- TICKET NEWS
Lily Allen has accused Warner Music Group (WMG) executives of double standards due to their support of the Blackout Tuesday campaign.
Warner labels and artists backed the music industry anti-racism initiative in response to protests and unrest following the death of an unarmed African-American man, George Floyd, at the hands of police in Minneapolis, Minnesota, last week.
But the British singer, who has long been signed to WMG's Parlophone label, claimed in a post on Instagram that she was "not a Warner's artist" but those signed to its labels should be challenging owner Leonard Blavatnik's ties to U.S. President Donald Trump, who has been heavily criticised over his response to the protests.
"I'm not a Warner's artist or employee, but if I was I'd be asking the owner if he's still donating millions to the Trump administration and the GOP (America's Republican Party)," the Smile hitmaker wrote in a text image, which she captioned: "The music industry is beyond exploitative. Black Lives Matter."
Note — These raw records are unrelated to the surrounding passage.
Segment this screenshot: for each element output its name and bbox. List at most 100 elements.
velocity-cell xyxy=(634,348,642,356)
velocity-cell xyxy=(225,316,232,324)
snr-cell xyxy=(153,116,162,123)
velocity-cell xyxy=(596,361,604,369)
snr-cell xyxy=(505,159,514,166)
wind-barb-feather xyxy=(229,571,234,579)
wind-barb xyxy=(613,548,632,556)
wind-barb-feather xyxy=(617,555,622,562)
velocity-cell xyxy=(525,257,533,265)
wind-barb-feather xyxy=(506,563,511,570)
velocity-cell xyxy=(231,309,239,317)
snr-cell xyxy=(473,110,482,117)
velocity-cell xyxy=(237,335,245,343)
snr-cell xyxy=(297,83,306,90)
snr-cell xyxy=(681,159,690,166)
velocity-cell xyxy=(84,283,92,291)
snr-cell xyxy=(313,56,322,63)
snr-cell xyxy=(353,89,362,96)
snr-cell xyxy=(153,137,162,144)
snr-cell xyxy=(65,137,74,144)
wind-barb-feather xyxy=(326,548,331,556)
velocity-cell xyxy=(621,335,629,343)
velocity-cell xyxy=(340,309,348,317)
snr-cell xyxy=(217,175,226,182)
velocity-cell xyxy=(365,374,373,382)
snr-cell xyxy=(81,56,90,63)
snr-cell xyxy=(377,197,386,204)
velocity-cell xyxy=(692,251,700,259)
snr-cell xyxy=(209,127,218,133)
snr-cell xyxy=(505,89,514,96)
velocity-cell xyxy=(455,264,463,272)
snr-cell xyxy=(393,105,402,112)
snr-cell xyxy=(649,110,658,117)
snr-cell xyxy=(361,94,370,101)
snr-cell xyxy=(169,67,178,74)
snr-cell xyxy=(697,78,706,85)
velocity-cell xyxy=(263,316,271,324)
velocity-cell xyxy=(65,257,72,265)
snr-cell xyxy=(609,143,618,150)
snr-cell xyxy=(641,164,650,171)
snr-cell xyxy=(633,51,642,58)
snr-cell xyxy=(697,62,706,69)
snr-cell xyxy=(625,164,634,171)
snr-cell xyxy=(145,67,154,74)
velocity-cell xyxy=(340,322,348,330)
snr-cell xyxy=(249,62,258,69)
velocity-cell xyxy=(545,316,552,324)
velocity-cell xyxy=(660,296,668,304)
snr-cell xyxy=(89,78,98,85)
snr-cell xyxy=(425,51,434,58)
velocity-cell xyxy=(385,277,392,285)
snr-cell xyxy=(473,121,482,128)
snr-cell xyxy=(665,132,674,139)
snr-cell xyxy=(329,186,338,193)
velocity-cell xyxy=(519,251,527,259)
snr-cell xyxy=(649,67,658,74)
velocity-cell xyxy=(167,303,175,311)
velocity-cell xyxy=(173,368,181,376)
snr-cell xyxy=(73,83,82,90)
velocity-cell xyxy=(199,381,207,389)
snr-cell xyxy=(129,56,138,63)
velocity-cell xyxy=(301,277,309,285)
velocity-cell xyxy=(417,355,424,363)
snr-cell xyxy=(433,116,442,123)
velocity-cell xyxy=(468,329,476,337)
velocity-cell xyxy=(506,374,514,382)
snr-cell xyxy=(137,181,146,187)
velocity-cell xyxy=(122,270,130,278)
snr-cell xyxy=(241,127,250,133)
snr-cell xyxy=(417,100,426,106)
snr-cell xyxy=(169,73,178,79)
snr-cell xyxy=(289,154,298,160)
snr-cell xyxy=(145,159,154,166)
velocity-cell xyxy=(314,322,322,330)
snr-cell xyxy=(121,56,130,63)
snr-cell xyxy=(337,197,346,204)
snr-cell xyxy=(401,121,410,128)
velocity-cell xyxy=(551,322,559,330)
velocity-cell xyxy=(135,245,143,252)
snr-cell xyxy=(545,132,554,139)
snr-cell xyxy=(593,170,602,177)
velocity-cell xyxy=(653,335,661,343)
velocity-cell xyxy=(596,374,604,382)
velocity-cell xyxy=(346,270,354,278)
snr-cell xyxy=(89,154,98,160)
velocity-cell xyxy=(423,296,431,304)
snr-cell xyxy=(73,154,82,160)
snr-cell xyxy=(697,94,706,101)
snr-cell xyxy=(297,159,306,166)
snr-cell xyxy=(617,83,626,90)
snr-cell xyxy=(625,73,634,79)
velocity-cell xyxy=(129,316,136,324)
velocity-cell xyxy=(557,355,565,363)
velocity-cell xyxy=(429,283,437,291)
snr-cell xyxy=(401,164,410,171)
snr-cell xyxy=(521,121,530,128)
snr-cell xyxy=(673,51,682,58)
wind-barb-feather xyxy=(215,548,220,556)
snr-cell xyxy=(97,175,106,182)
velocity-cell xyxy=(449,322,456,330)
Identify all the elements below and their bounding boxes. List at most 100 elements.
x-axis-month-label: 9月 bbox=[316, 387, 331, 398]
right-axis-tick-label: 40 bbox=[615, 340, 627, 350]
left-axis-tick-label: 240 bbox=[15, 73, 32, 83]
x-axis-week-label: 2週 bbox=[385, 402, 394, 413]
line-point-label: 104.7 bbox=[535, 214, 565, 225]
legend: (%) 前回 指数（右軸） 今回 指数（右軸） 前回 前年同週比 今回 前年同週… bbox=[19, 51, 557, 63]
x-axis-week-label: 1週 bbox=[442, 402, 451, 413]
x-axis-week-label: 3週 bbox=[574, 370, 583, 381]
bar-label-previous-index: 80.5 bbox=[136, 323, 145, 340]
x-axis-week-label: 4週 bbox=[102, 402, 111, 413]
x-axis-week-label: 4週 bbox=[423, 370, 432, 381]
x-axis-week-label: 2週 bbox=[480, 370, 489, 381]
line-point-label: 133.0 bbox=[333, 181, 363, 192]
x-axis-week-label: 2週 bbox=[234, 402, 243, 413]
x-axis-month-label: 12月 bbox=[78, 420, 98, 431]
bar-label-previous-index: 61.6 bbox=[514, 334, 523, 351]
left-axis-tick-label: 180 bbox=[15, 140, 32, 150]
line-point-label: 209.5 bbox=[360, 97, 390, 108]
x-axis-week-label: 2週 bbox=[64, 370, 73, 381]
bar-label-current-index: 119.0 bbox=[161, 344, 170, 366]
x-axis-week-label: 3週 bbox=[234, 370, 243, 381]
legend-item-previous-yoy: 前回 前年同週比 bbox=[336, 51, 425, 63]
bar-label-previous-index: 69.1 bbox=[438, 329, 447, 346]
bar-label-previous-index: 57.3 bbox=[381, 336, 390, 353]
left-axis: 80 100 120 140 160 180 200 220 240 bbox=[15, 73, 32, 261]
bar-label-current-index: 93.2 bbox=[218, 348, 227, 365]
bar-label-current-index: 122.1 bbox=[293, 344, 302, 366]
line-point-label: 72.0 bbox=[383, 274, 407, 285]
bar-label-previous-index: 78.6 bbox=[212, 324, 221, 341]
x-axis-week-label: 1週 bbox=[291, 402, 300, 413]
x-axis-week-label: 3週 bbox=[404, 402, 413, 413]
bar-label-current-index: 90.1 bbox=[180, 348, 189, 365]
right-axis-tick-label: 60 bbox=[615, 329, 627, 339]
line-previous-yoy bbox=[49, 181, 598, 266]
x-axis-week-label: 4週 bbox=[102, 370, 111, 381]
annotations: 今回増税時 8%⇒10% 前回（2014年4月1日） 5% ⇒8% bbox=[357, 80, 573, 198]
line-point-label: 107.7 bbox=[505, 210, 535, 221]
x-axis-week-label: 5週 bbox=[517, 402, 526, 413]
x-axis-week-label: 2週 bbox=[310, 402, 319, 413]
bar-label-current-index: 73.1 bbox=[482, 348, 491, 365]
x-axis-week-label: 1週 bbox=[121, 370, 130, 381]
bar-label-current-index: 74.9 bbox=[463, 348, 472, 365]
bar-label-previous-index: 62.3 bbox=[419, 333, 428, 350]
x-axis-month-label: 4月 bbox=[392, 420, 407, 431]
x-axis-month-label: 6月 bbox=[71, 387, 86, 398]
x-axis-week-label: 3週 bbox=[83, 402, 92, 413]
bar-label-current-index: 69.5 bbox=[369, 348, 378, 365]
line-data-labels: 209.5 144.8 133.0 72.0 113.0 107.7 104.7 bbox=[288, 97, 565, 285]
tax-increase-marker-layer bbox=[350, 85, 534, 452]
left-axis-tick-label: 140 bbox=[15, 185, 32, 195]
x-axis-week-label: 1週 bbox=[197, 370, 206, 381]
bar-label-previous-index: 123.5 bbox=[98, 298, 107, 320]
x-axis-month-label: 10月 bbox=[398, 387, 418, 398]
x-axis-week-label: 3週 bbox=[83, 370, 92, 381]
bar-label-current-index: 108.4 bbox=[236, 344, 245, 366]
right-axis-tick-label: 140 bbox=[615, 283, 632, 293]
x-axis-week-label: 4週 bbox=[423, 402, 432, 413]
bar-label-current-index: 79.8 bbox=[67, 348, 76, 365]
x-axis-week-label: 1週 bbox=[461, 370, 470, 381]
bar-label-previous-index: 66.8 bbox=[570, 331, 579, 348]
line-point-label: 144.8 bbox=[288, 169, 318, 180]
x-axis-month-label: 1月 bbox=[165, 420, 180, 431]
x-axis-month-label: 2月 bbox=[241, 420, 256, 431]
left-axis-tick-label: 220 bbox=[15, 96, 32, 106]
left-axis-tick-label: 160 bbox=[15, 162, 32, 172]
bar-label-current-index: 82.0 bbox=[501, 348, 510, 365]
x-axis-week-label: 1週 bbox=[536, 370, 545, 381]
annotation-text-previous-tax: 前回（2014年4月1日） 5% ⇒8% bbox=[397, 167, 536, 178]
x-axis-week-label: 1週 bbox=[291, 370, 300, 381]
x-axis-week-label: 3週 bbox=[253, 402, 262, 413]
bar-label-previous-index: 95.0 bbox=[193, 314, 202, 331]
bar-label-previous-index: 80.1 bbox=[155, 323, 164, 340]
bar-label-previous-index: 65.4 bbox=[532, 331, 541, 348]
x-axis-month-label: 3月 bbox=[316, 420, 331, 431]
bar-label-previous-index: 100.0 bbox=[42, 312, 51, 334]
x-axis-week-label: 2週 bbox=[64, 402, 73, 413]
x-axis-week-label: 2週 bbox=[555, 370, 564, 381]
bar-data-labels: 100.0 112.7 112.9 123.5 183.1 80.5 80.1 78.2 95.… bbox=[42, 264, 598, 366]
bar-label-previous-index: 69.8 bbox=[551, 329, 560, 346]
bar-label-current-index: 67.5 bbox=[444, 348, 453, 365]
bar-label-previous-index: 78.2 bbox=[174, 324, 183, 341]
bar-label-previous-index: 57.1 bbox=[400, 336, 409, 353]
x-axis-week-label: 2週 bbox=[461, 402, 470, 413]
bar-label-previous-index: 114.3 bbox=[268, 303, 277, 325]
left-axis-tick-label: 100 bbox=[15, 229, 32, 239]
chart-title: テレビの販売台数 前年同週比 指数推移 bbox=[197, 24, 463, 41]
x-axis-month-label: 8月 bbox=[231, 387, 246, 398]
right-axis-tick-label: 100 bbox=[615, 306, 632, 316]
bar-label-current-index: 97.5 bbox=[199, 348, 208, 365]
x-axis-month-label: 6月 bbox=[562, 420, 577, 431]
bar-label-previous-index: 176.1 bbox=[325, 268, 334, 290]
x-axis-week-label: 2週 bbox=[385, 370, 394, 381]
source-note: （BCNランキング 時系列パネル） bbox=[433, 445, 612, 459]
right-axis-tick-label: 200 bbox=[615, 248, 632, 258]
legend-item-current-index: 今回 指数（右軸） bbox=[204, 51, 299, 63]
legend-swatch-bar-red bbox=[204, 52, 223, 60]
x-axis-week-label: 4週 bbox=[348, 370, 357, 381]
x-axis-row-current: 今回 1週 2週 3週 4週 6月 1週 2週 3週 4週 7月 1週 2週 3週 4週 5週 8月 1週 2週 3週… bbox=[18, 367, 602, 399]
As of January 2019, Blavatnik had donated $6 million (£4.8 million) to Trump's Republican Party, according to U.S. Federal Election Commission data, and gave $1 million (£790,000) to the President's inauguration committee.
However, on Wednesday, bosses at the Warner Music Group and the Blavatnik Family Foundation announced a $100 million (£79 million) fund to "support charitable causes related to the music industry, social justice and campaigns against violence and racism".
Lily has had a rocky relationship with Parlophone and WMG executives in recent years, claiming they failed to promote her 2018 album No Shame as she had accused an executive of sexual assault in her memoir. She also alleged no action was taken over her allegations.
Questioned by fans as to whether her post meant she had left Parlophone, she responded: "It means whatever you want it to mean."
Representatives of the star did not respond to requests for comment on whether she has left the label. Last year, reports claimed Lily had been dropped by Parlophone due to poor sales, but she later hit back citing the critical acclaim the Mercury Music Prize-nominated No Shame received.